If it's odd for a company to launch a high-end product in November, make it readily available in December, and kill it in March, it's even stranger for company reps and retail partners like Best Buy to identify the Adamo XPS as discontinued while the PR division first argues that the system is available, only to switch gears and claim that the XPS version was actually a limited edition model meant as proof that Dell could build shiny, pretty computers. As Dell told CrunchGear: "It [Adamo XPS] has not been “discontinued” as such, but was meant to be a proof point to Dell’s design and engineer capabilities. Because of this, it was similar to a “limited edition”, and most of the original supply has since been accounted for."


Claiming that the Adamo XPS was a retrospective psuedo-'limited edition' is disingenuous. If a company intends to build an LE it'll always announce it first. A limited edition product is, by definition, scarce, and thereby commands a higher price. An expensive laptop is just an expensive laptop; an LE laptop with gold-plated keys, a mirror finish, and attached popcorn machine is something only a few people can own. The phrase is a marketing gimmick designed to sell you on the idea that because a product is harder to come by, it must be worth more money.

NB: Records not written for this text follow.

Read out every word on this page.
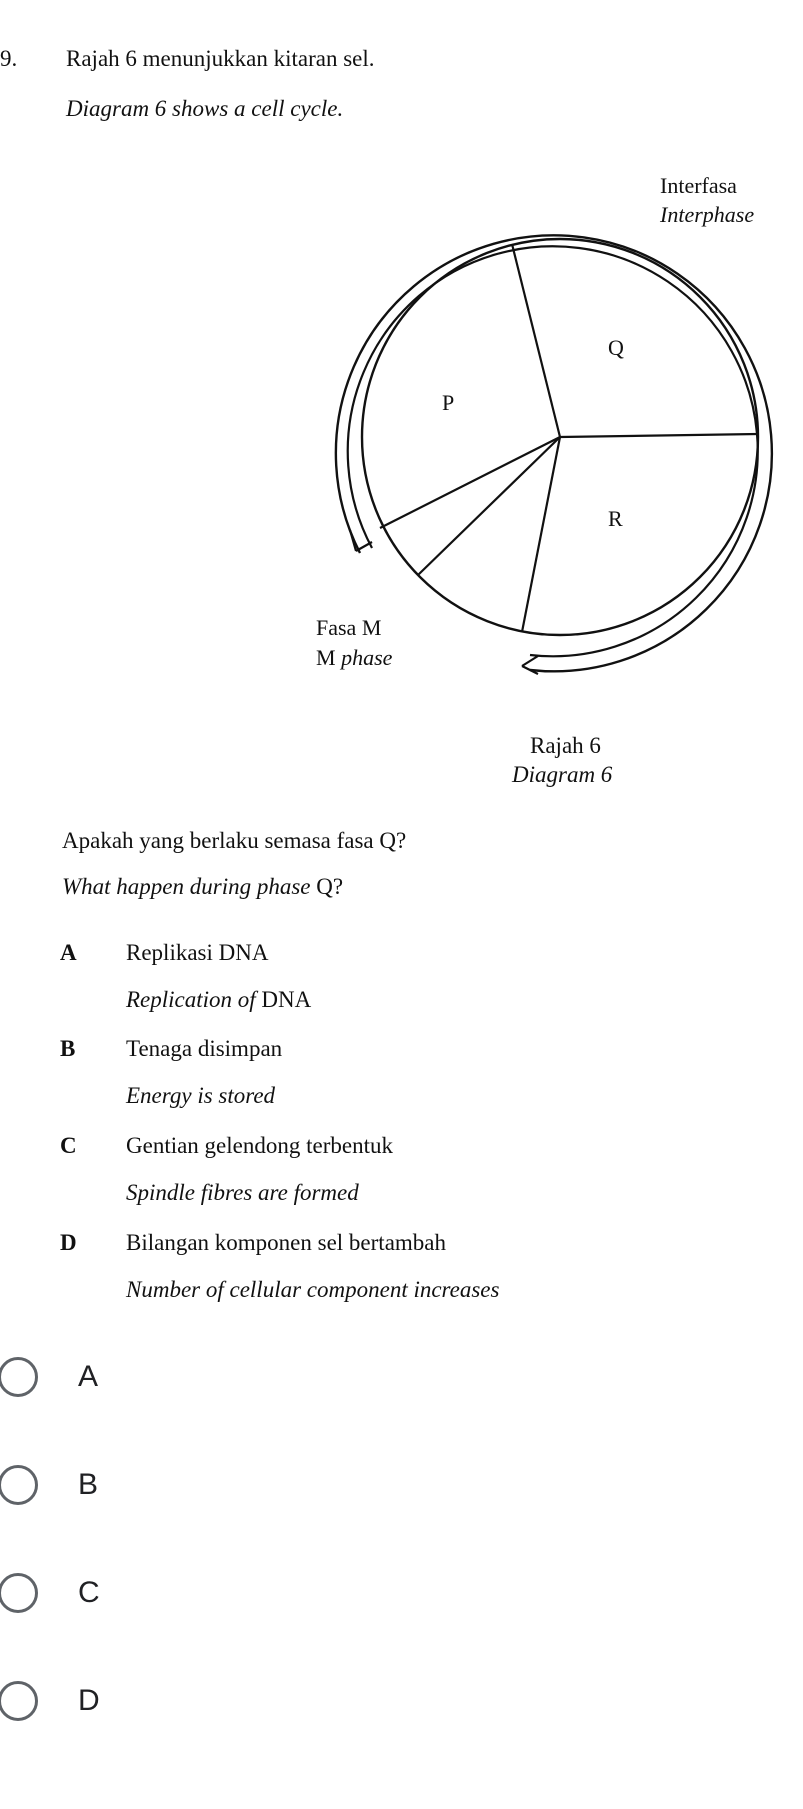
9. Rajah 6 menunjukkan kitaran sel.
Diagram 6 shows a cell cycle.
Interfasa
Interphase
P
Q
R
Fasa M
M phase
Rajah 6
Diagram 6
Apakah yang berlaku semasa fasa Q?
What happen during phase Q?
A Replikasi DNA
Replication of DNA
B Tenaga disimpan
Energy is stored
C Gentian gelendong terbentuk
Spindle fibres are formed
D Bilangan komponen sel bertambah
Number of cellular component increases
A
B
C
D
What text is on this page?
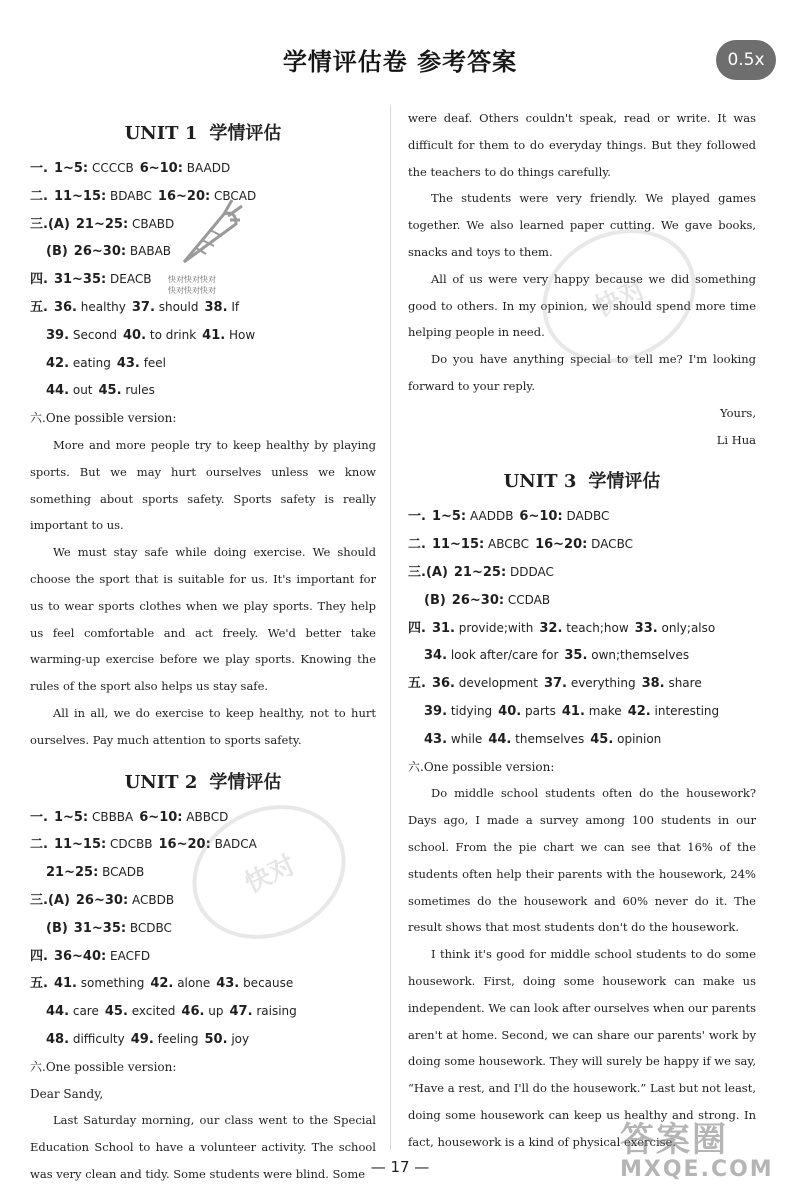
学情评估卷 参考答案	0.5x
UNIT 1 学情评估
一. 1~5: CCCCB 6~10: BAADD
二. 11~15: BDABC 16~20: CBCAD
三.(A) 21~25: CBABD
(B) 26~30: BABAB
四. 31~35: DEACB
五. 36. healthy 37. should 38. If
39. Second 40. to drink 41. How
42. eating 43. feel
44. out 45. rules
六.One possible version:
More and more people try to keep healthy by playing sports. But we may hurt ourselves unless we know something about sports safety. Sports safety is really important to us.
We must stay safe while doing exercise. We should choose the sport that is suitable for us. It's important for us to wear sports clothes when we play sports. They help us feel comfortable and act freely. We'd better take warming-up exercise before we play sports. Knowing the rules of the sport also helps us stay safe.
All in all, we do exercise to keep healthy, not to hurt ourselves. Pay much attention to sports safety.
UNIT 2 学情评估
一. 1~5: CBBBA 6~10: ABBCD
二. 11~15: CDCBB 16~20: BADCA
21~25: BCADB
三.(A) 26~30: ACBDB
(B) 31~35: BCDBC
四. 36~40: EACFD
五. 41. something 42. alone 43. because
44. care 45. excited 46. up 47. raising
48. difficulty 49. feeling 50. joy
六.One possible version:
Dear Sandy,
Last Saturday morning, our class went to the Special Education School to have a volunteer activity. The school was very clean and tidy. Some students were blind. Some
were deaf. Others couldn't speak, read or write. It was difficult for them to do everyday things. But they followed the teachers to do things carefully.
The students were very friendly. We played games together. We also learned paper cutting. We gave books, snacks and toys to them.
All of us were very happy because we did something good to others. In my opinion, we should spend more time helping people in need.
Do you have anything special to tell me? I'm looking forward to your reply.
Yours,
Li Hua
UNIT 3 学情评估
一. 1~5: AADDB 6~10: DADBC
二. 11~15: ABCBC 16~20: DACBC
三.(A) 21~25: DDDAC
(B) 26~30: CCDAB
四. 31. provide;with 32. teach;how 33. only;also
34. look after/care for 35. own;themselves
五. 36. development 37. everything 38. share
39. tidying 40. parts 41. make 42. interesting
43. while 44. themselves 45. opinion
六.One possible version:
Do middle school students often do the housework? Days ago, I made a survey among 100 students in our school. From the pie chart we can see that 16% of the students often help their parents with the housework, 24% sometimes do the housework and 60% never do it. The result shows that most students don't do the housework.
I think it's good for middle school students to do some housework. First, doing some housework can make us independent. We can look after ourselves when our parents aren't at home. Second, we can share our parents' work by doing some housework. They will surely be happy if we say, “Have a rest, and I'll do the housework.” Last but not least, doing some housework can keep us healthy and strong. In fact, housework is a kind of physical exercise.
快对快对快对
快对快对快对	快对
快对
— 17 —
答案圈
MXQE.COM
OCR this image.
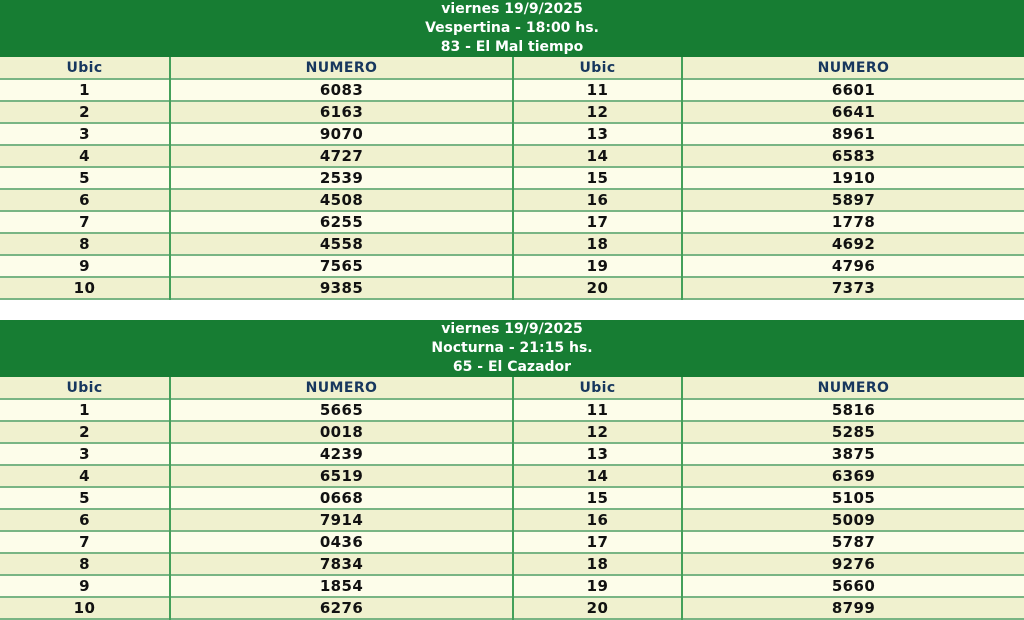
viernes 19/9/2025
Vespertina - 18:00 hs.
83 - El Mal tiempo
Ubic	NUMERO	Ubic	NUMERO
1	6083	11	6601
2	6163	12	6641
3	9070	13	8961
4	4727	14	6583
5	2539	15	1910
6	4508	16	5897
7	6255	17	1778
8	4558	18	4692
9	7565	19	4796
10	9385	20	7373
viernes 19/9/2025
Nocturna - 21:15 hs.
65 - El Cazador
Ubic	NUMERO	Ubic	NUMERO
1	5665	11	5816
2	0018	12	5285
3	4239	13	3875
4	6519	14	6369
5	0668	15	5105
6	7914	16	5009
7	0436	17	5787
8	7834	18	9276
9	1854	19	5660
10	6276	20	8799
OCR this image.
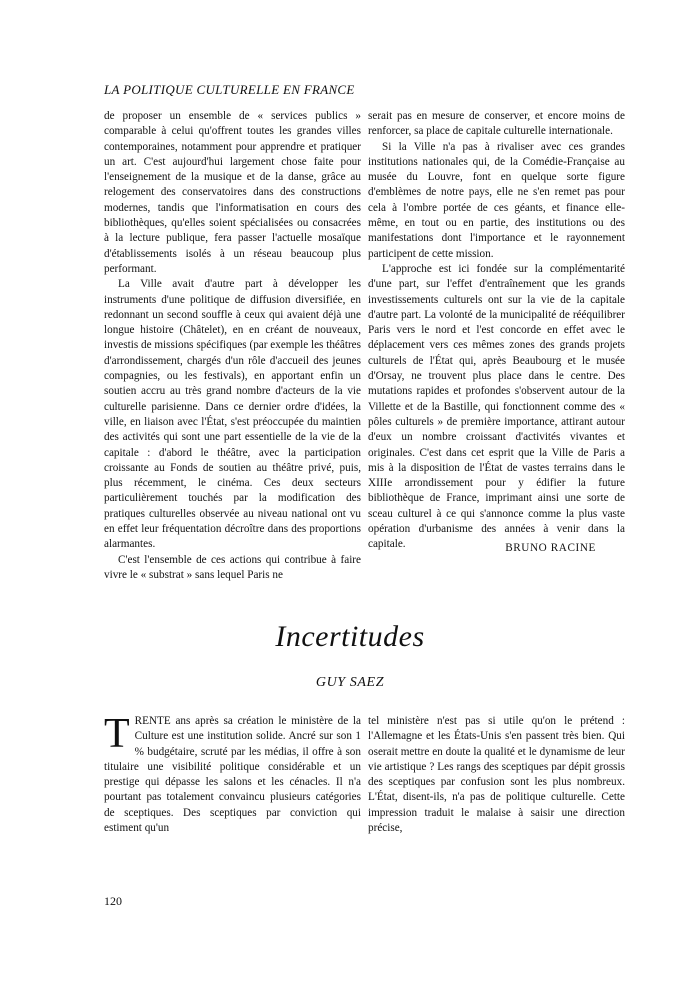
LA POLITIQUE CULTURELLE EN FRANCE

de proposer un ensemble de « services publics » comparable à celui qu'offrent toutes les grandes villes contemporaines, notamment pour apprendre et pratiquer un art. C'est aujourd'hui largement chose faite pour l'enseignement de la musique et de la danse, grâce au relogement des conservatoires dans des constructions modernes, tandis que l'informatisation en cours des bibliothèques, qu'elles soient spécialisées ou consacrées à la lecture publique, fera passer l'actuelle mosaïque d'établissements isolés à un réseau beaucoup plus performant.

La Ville avait d'autre part à développer les instruments d'une politique de diffusion diversifiée, en redonnant un second souffle à ceux qui avaient déjà une longue histoire (Châtelet), en en créant de nouveaux, investis de missions spécifiques (par exemple les théâtres d'arrondissement, chargés d'un rôle d'accueil des jeunes compagnies, ou les festivals), en apportant enfin un soutien accru au très grand nombre d'acteurs de la vie culturelle parisienne. Dans ce dernier ordre d'idées, la ville, en liaison avec l'État, s'est préoccupée du maintien des activités qui sont une part essentielle de la vie de la capitale : d'abord le théâtre, avec la participation croissante au Fonds de soutien au théâtre privé, puis, plus récemment, le cinéma. Ces deux secteurs particulièrement touchés par la modification des pratiques culturelles observée au niveau national ont vu en effet leur fréquentation décroître dans des proportions alarmantes.

C'est l'ensemble de ces actions qui contribue à faire vivre le « substrat » sans lequel Paris ne

serait pas en mesure de conserver, et encore moins de renforcer, sa place de capitale culturelle internationale.

Si la Ville n'a pas à rivaliser avec ces grandes institutions nationales qui, de la Comédie-Française au musée du Louvre, font en quelque sorte figure d'emblèmes de notre pays, elle ne s'en remet pas pour cela à l'ombre portée de ces géants, et finance elle-même, en tout ou en partie, des institutions ou des manifestations dont l'importance et le rayonnement participent de cette mission.

L'approche est ici fondée sur la complémentarité d'une part, sur l'effet d'entraînement que les grands investissements culturels ont sur la vie de la capitale d'autre part. La volonté de la municipalité de rééquilibrer Paris vers le nord et l'est concorde en effet avec le déplacement vers ces mêmes zones des grands projets culturels de l'État qui, après Beaubourg et le musée d'Orsay, ne trouvent plus place dans le centre. Des mutations rapides et profondes s'observent autour de la Villette et de la Bastille, qui fonctionnent comme des « pôles culturels » de première importance, attirant autour d'eux un nombre croissant d'activités vivantes et originales. C'est dans cet esprit que la Ville de Paris a mis à la disposition de l'État de vastes terrains dans le XIIIe arrondissement pour y édifier la future bibliothèque de France, imprimant ainsi une sorte de sceau culturel à ce qui s'annonce comme la plus vaste opération d'urbanisme des années à venir dans la capitale.	BRUNO RACINE
Incertitudes
GUY SAEZ

TRENTE ans après sa création le ministère de la Culture est une institution solide. Ancré sur son 1 % budgétaire, scruté par les médias, il offre à son titulaire une visibilité politique considérable et un prestige qui dépasse les salons et les cénacles. Il n'a pourtant pas totalement convaincu plusieurs catégories de sceptiques. Des sceptiques par conviction qui estiment qu'un

tel ministère n'est pas si utile qu'on le prétend : l'Allemagne et les États-Unis s'en passent très bien. Qui oserait mettre en doute la qualité et le dynamisme de leur vie artistique ? Les rangs des sceptiques par dépit grossis des sceptiques par confusion sont les plus nombreux. L'État, disent-ils, n'a pas de politique culturelle. Cette impression traduit le malaise à saisir une direction précise,

120
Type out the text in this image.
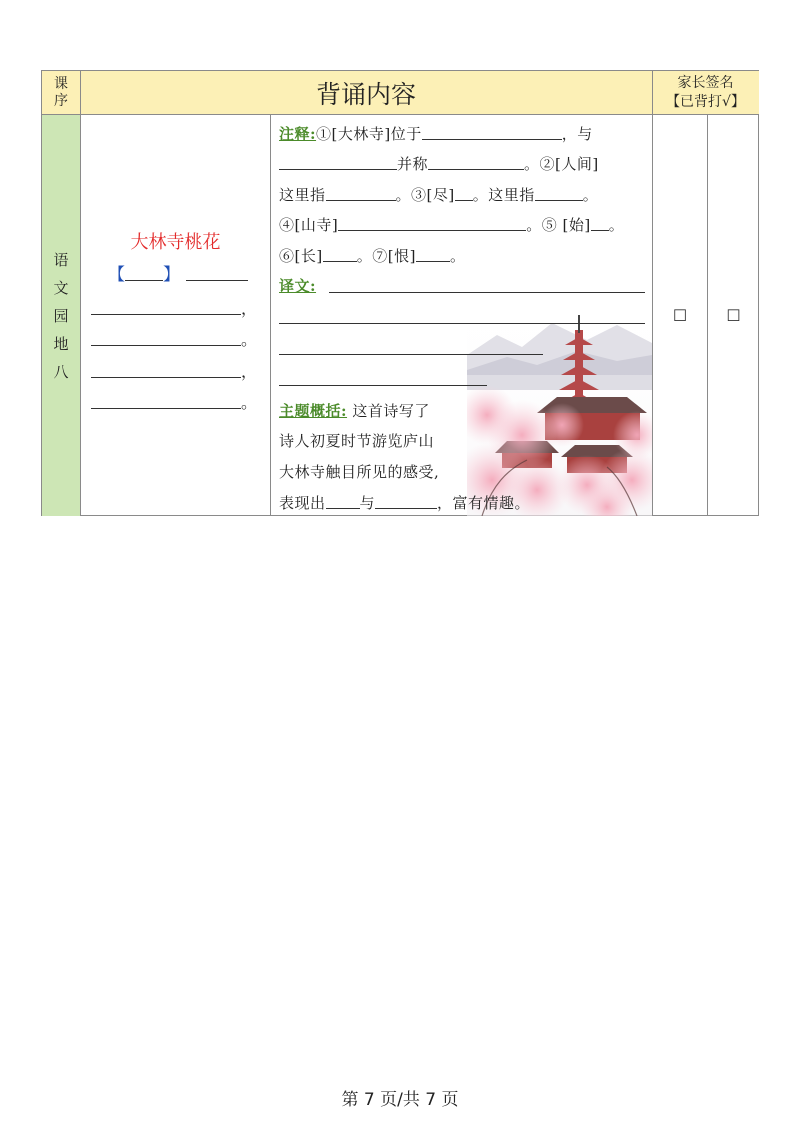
课序	背诵内容	家长签名
【已背打√】
语
文
园
地
八
大林寺桃花
【 】
，
。
，
。
注释:①[大林寺]位于	，与
并称	。②[人间]
这里指	。③[尽] 。这里指	。
④[山寺]	。⑤ [始] 。
⑥[长] 。⑦[恨] 。
译文:
主题概括: 这首诗写了
诗人初夏时节游览庐山
大林寺触目所见的感受,
表现出 与	，富有情趣。
☐ ☐
第 7 页/共 7 页
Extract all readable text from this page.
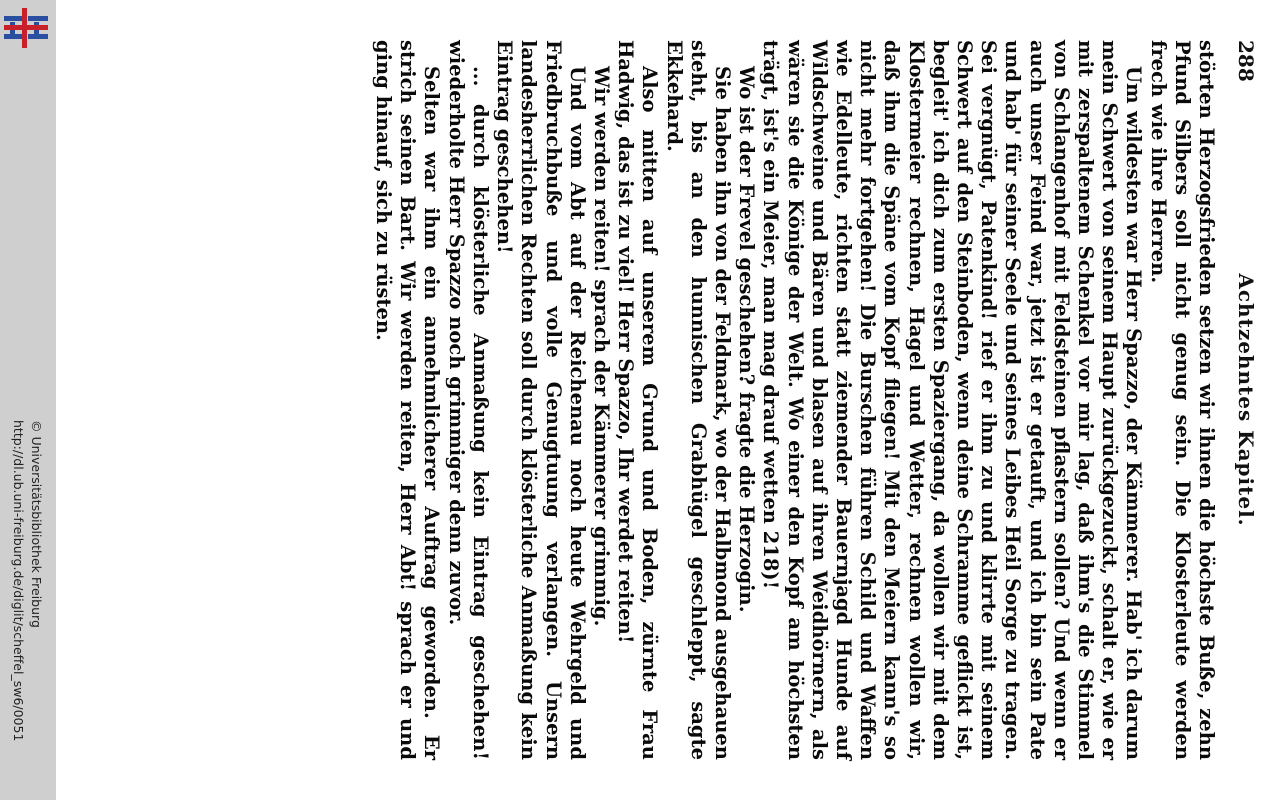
http://dl.ub.uni-freiburg.de/diglit/scheffel_sw6/0051 © Universitätsbibliothek Freiburg
288
Achtzehntes Kapitel.

störten Herzogsfrieden setzen wir ihnen die höchste Buße, zehn Pfund Silbers soll nicht genug sein. Die Klosterleute werden frech wie ihre Herren.

Um wildesten war Herr Spazzo, der Kämmerer. Hab' ich darum mein Schwert von seinem Haupt zurückgezuckt, schalt er, wie er mit zerspaltenem Schenkel vor mir lag, daß ihm's die Stimmel von Schlangenhof mit Feldsteinen pflastern sollen? Und wenn er auch unser Feind war, jetzt ist er getauft, und ich bin sein Pate und hab' für seiner Seele und seines Leibes Heil Sorge zu tragen. Sei vergnügt, Patenkind! rief er ihm zu und klirrte mit seinem Schwert auf den Steinboden, wenn deine Schramme geflickt ist, begleit' ich dich zum ersten Spaziergang, da wollen wir mit dem Klostermeier rechnen, Hagel und Wetter, rechnen wollen wir, daß ihm die Späne vom Kopf fliegen! Mit den Meiern kann's so nicht mehr fortgehen! Die Burschen führen Schild und Waffen wie Edelleute, richten statt ziemender Bauernjagd Hunde auf Wildschweine und Bären und blasen auf ihren Weidhörnern, als wären sie die Könige der Welt. Wo einer den Kopf am höchsten trägt, ist's ein Meier, man mag drauf wetten 218)!

Wo ist der Frevel geschehen? fragte die Herzogin.

Sie haben ihn von der Feldmark, wo der Halbmond ausgehauen steht, bis an den hunnischen Grabhügel geschleppt, sagte Ekkehard.

Also mitten auf unserem Grund und Boden, zürnte Frau Hadwig, das ist zu viel! Herr Spazzo, Ihr werdet reiten!

Wir werden reiten! sprach der Kämmerer grimmig.

Und vom Abt auf der Reichenau noch heute Wehrgeld und Friedbruchbuße und volle Genugtuung verlangen. Unsern landesherrlichen Rechten soll durch klösterliche Anmaßung kein Eintrag geschehen!

... durch klösterliche Anmaßung kein Eintrag geschehen! wiederholte Herr Spazzo noch grimmiger denn zuvor.

Selten war ihm ein annehmlicherer Auftrag geworden. Er strich seinen Bart. Wir werden reiten, Herr Abt! sprach er und ging hinauf, sich zu rüsten.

We don't have any inside information, but it's likely that the Adamo XPS was either on shaky ground before it launched or was killed before products even shipped out the door. Three months simply isn't enough time to evaluate consumer demand for a notebook design, particularly when said notebook is very late to the Christmas party and the economy is just beginning to recover from its biggest downturn in several decades.

No word yet on whether or not we'll see aspects of the Adamo XPS' design in future laptops or revived for a 32nm Core i3/i5.